- Type: Formation
- Underlies: Vallecito Conglomerate
- Overlies: Twilight Gneiss
- Thickness: Over 10,000 feet (3,000 m)

Lithology
- Primary: Metavolcanic rock
- Other: Metasedimentary rock

Location
- Coordinates: 37°35′42″N 107°30′32″W﻿ / ﻿37.595°N 107.509°W
- Region: San Juan Mountains, Colorado
- Country: United States

Type section
- Named for: Irving Peak
- Named by: Ernest Howe
- Year defined: 1904

= Irving Formation =

Geologic formation in Colorado, US

The Irving Formation is a Precambrian geologic formation found in the San Juan Mountains of southwest Colorado, US. It is thought to be Statherian in age (1800 to 1790 million years old.)

==Description==
The formation consists of a variety of lithologies (rock varieties) including amphibolite, various schists and gneisses of intermediate to felsic composition, quartzite, metasiltstone, and banded iron formation.

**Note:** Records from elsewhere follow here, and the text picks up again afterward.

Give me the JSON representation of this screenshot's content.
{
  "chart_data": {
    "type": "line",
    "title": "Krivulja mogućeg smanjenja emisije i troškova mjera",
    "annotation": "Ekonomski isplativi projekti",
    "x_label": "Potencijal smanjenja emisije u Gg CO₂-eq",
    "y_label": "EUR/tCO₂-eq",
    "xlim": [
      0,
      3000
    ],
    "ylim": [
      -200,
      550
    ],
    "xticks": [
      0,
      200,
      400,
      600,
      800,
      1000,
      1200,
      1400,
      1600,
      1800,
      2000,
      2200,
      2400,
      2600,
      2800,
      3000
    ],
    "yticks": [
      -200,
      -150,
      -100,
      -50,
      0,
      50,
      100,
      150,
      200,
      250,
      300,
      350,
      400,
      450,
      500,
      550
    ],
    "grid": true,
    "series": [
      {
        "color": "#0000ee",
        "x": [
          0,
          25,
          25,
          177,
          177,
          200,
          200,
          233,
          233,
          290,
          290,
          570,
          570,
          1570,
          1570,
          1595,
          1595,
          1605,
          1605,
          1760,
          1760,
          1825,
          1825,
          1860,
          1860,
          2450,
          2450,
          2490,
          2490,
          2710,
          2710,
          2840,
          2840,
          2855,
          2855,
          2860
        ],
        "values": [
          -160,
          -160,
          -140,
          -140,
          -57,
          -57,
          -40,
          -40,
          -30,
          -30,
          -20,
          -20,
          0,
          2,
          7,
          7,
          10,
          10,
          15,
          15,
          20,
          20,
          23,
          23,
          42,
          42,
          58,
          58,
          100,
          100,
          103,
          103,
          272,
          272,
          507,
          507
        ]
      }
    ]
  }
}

A bed of conglomerate is found near the base of the formation in some locations. The beds show indications of mild retrograde metamorphism and dip steeply to the north. It was intruded by the Twilight Gneiss between 1780 and 1770 million years ago (Mya). The complex is older than the Vallecito Conglomerate.

The formation underlies Irving Peak in the San Juan Mountains of Colorado and is exposed across the western and northern Needle Mountains. It is at least a few thousand meters (several thousand feet) thick.

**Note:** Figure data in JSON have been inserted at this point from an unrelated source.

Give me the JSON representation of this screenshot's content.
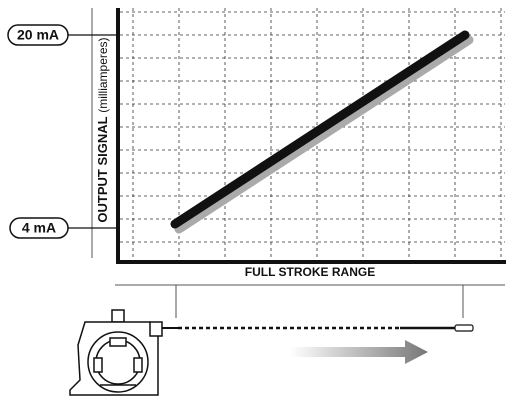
{
  "labels": {
    "top_signal": "20 mA",
    "bottom_signal": "4 mA",
    "y_axis": "OUTPUT SIGNAL",
    "y_axis_unit": "(milliamperes)",
    "x_axis": "FULL STROKE RANGE"
  }
}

The unit is interpreted as a portion of an island arc accreted to the southern margin of Laurentia as part of the Yavapai Province between 1.8 and 1.755 Gya. Metasedimentary rocks of the formation are interpreted as turbidites derived from the island arc.

==Economic resources==
The formation was surveyed in 1969 for iron ore. Magnetite-rich beds were found in a few locations but were not judged economical to exploit.

==History of investigation==
The unit was first named as the Irving Greenstone by Ernest Howe in 1904. The definition was expanded by Fred Barker in 1969, who also renamed the formation as the Irving Formation.